Johann-Albrecht Meylahn, Department of Practical Theology and Mission Studies, Faculty of Theology and Religion, University of Pretoria, Pretoria, South Africa; and, Faculty of Theology, Evangelische Hochschule Dresden, Dresden, Germany

Abstract

Dwelling in a place one can call home is not only a basic human right but also a profound longing – the desire for connection, protection, and rest, a place to experience sabbath. Yet, does such a place exist? It certainly exists in longing, dreams, and hopes, as Freud suggested in Civilisation and Its Discontents. Home, or Heimat, is a place of longing, marked by the sense of loss – paradise lost – or by the dream of arriving there in a future, eschatological kingdom or kin-dom, a realm for kindred spirits to dwell in harmony. Home is thus either the place lost or the place to come. This longing has been filled in various ways by ideologies and religions, each promising either a return to a lost paradise or the coming of a future realm of peace and well-being. Yet, what is rarely asked in these visions is why humanity is united by this sense of loss that gives rise to longing. Throughout history, powerful groups have sought to fill this longing with meaning, sometimes even claiming universality for their vision.
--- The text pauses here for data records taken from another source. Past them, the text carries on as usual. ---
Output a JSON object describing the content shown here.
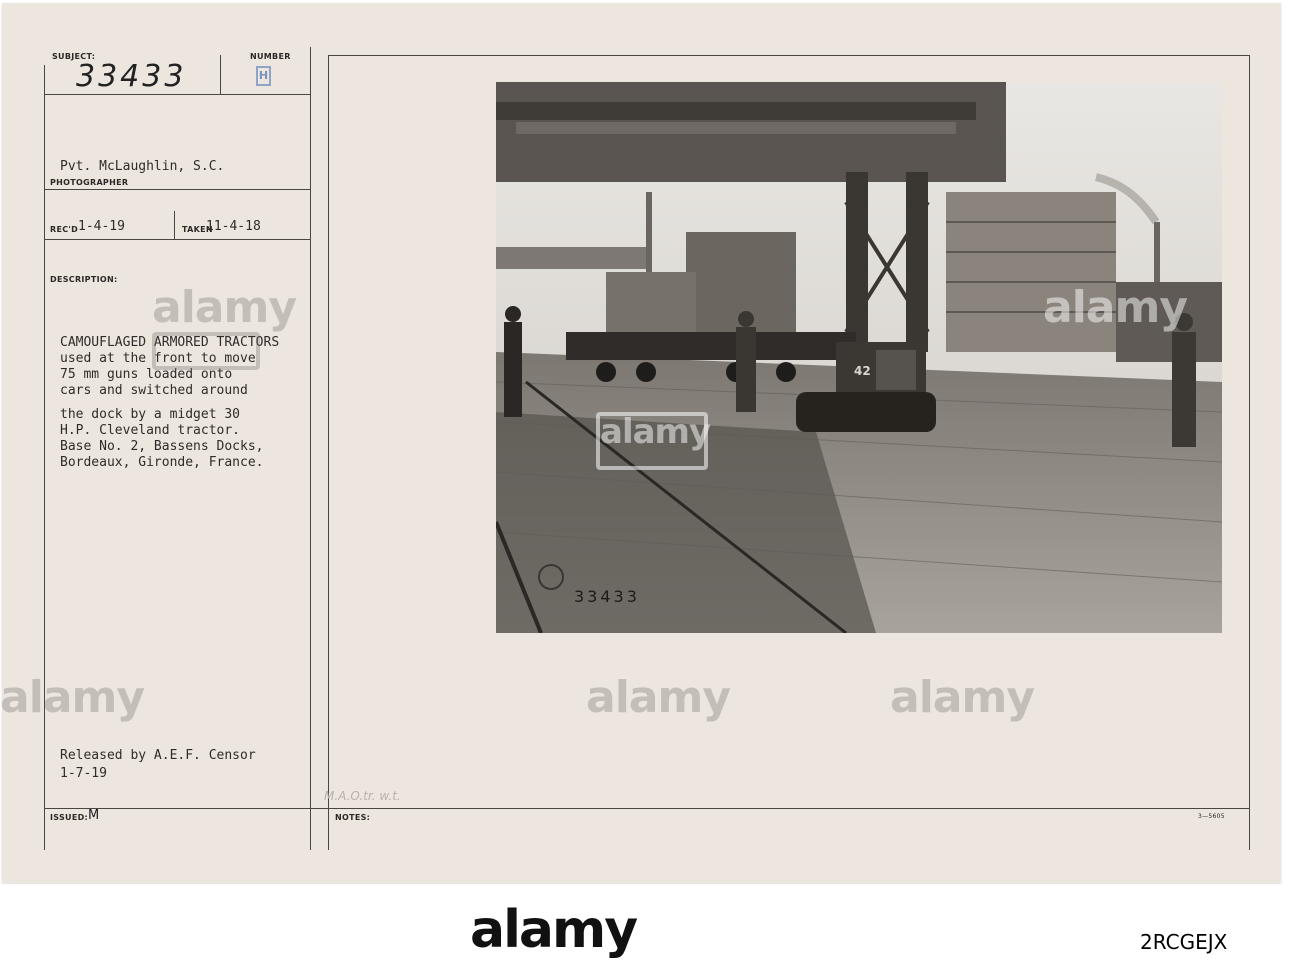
{
  "form": {
    "subject_label": "SUBJECT:",
    "subject_number": "33433",
    "number_label": "NUMBER",
    "number_mark": "H",
    "photographer_name": "Pvt. McLaughlin, S.C.",
    "photographer_label": "PHOTOGRAPHER",
    "recd_label": "REC'D",
    "recd_date": "1-4-19",
    "taken_label": "TAKEN",
    "taken_date": "11-4-18",
    "description_label": "DESCRIPTION:",
    "description_lines": [
      "CAMOUFLAGED ARMORED TRACTORS",
      "used at the front to move",
      "75 mm guns loaded onto",
      "cars and switched around",
      "",
      "the dock by a midget 30",
      "H.P. Cleveland tractor.",
      "Base No. 2, Bassens Docks,",
      "Bordeaux, Gironde, France."
    ],
    "released_line1": "Released by A.E.F. Censor",
    "released_line2": "1-7-19",
    "issued_label": "ISSUED:",
    "issued_mark": "M",
    "notes_label": "NOTES:",
    "notes_handwritten": "M.A.O.tr. w.t.",
    "form_code": "3—5605"
  },
  "photo": {
    "negative_number": "33433",
    "tractor_number": "42"
  },
  "watermark": {
    "brand": "alamy"
  },
  "footer": {
    "brand": "alamy",
    "url": "",
    "image_id": "2RCGEJX"
  }
}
However, the only true universal seems to be the lack itself – the Unheimlichkeit of being, the homelessness of being. Can only a human be homeless, or can a place itself be homeless? Can the very place of being be something that is lacking? If so, how does this shape the art of dwelling, making it a fragile art – not against lack and brokenness, but with them?
Intradisciplinary and/or interdisciplinary implications: The public is a space of alienation, where identity is not the focus, but encountering oneself in our nakedness, which is vital for universal equality and non-moralistic solidarity. This article advocates for unheimlich, or public theology, addressing homelessness in relation to community theologies.


Keywords

home; homelessness; void; Deus Absconditus; deconstruction; Lacan; Derrida; Freud; unheimlich.